I'm currently toying around with another approach for those recursive queries:

  • Creation of an object_id sequence
  • Addition of an object_id to all kinds of objects (content, skipped_content, directory, revision, release, occurrence_history), that dips from this object_id sequence
  • Creation of a hierarchy_cache table with two columns: parent, child.

The queries to fill in the hierarchy_cache table are pretty simple, and are append-only.
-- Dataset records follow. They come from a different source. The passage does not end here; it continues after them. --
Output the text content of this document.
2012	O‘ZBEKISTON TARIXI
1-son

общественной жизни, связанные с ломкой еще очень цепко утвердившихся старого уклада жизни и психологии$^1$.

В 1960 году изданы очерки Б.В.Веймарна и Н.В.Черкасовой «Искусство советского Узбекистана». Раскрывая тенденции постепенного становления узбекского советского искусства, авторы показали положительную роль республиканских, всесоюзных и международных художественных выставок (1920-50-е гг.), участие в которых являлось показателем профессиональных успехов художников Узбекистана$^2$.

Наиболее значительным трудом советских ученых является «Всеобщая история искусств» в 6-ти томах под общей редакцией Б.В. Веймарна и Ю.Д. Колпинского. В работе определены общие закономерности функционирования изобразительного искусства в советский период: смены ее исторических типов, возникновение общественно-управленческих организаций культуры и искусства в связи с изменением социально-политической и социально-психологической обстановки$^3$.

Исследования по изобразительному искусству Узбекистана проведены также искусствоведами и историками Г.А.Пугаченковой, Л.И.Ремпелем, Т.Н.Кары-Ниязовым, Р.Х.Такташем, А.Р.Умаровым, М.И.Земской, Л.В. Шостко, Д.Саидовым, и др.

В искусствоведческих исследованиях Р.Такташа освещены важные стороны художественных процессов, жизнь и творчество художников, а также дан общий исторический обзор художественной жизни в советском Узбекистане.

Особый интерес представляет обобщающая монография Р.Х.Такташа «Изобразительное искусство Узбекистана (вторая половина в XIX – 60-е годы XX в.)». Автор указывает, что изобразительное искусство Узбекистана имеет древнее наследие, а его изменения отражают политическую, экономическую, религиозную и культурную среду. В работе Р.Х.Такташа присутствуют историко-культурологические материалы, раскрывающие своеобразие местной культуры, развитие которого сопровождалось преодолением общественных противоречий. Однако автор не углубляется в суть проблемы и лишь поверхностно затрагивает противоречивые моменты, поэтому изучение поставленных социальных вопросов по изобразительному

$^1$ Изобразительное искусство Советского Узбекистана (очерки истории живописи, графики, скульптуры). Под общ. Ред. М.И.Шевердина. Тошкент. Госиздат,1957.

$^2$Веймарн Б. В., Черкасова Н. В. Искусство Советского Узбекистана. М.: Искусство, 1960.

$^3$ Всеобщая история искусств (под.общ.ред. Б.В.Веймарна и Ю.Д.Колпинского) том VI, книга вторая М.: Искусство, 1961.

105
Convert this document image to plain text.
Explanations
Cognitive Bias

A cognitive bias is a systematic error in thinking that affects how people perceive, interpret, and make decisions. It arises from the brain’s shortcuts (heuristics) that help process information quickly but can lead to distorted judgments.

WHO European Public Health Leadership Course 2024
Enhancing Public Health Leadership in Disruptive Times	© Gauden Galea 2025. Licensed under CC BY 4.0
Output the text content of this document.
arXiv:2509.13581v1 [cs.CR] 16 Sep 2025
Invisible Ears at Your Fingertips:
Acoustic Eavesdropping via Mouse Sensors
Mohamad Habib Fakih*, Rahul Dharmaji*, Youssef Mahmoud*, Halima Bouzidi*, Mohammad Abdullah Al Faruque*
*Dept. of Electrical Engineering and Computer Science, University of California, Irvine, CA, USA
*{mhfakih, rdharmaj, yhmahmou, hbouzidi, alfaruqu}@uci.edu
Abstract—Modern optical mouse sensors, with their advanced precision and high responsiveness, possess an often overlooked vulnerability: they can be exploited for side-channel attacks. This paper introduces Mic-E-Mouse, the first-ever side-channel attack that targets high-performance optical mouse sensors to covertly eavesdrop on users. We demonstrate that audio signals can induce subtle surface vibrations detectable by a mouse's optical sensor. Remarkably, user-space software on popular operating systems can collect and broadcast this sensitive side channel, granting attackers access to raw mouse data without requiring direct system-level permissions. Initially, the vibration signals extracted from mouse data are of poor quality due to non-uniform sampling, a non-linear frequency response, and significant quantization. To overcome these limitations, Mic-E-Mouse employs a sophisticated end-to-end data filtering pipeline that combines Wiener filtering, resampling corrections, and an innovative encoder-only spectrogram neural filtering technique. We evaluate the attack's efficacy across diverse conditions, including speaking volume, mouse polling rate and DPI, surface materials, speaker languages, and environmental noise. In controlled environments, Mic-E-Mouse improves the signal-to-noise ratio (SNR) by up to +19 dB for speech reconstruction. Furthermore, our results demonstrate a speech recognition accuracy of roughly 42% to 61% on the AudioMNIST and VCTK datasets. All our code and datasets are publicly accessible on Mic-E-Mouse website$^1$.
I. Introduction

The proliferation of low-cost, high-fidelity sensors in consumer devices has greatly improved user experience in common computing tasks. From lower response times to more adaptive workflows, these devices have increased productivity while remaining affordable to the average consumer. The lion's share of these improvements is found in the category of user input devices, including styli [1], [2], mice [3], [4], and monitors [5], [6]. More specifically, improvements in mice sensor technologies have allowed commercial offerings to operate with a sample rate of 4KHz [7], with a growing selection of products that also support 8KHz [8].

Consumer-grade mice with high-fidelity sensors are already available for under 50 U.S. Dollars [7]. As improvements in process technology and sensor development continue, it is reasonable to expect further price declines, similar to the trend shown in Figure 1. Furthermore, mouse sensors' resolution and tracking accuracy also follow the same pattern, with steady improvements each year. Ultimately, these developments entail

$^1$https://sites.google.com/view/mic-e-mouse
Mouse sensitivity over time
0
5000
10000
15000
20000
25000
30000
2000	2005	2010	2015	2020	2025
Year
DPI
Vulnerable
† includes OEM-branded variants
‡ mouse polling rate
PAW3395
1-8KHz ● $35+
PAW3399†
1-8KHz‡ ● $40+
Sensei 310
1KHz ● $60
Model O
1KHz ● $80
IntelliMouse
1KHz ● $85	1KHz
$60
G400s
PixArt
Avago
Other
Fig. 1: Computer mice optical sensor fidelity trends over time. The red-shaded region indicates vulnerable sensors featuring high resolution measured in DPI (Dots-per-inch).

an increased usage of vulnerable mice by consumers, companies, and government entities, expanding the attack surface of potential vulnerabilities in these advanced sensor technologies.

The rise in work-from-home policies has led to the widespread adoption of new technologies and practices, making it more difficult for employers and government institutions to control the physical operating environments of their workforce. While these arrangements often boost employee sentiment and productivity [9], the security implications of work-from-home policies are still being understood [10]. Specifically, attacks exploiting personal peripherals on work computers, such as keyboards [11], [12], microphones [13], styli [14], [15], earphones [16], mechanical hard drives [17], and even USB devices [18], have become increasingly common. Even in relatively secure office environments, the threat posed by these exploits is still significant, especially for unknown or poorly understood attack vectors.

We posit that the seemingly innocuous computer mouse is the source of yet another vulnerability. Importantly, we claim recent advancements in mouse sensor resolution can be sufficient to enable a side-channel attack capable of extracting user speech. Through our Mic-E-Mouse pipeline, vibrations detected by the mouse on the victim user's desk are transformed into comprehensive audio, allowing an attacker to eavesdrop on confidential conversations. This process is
For instance for the directory hierarchy:

insert into hierarchy_cache (
    with unnested as (
        select directory.object_id, unnest(directory.dir_entries) as dir
         from directory
    )
    select unnested.object_id as parent, directory.object_id as child
    from unnested
    left join directory_entry_dir e
        on unnested.dir = e.id
    left join directory
        on directory.id = e.target
);

The queries that walk through the history cache recursively are trivial

The object_id column looks like something that we want.

The hierarchy_cache relation takes a (very) long time to populate.

We're now investigating a direct revision -> content shortcut relationship.

zack lowered the priority of this task from High to Normal.Apr 27 2016, 9:02 PM
olasd changed the visibility from "All Users" to "Public (No Login Required)".May 13 2016, 5:06 PM
zack added a subscriber: zack.

looks like this is no longer of interest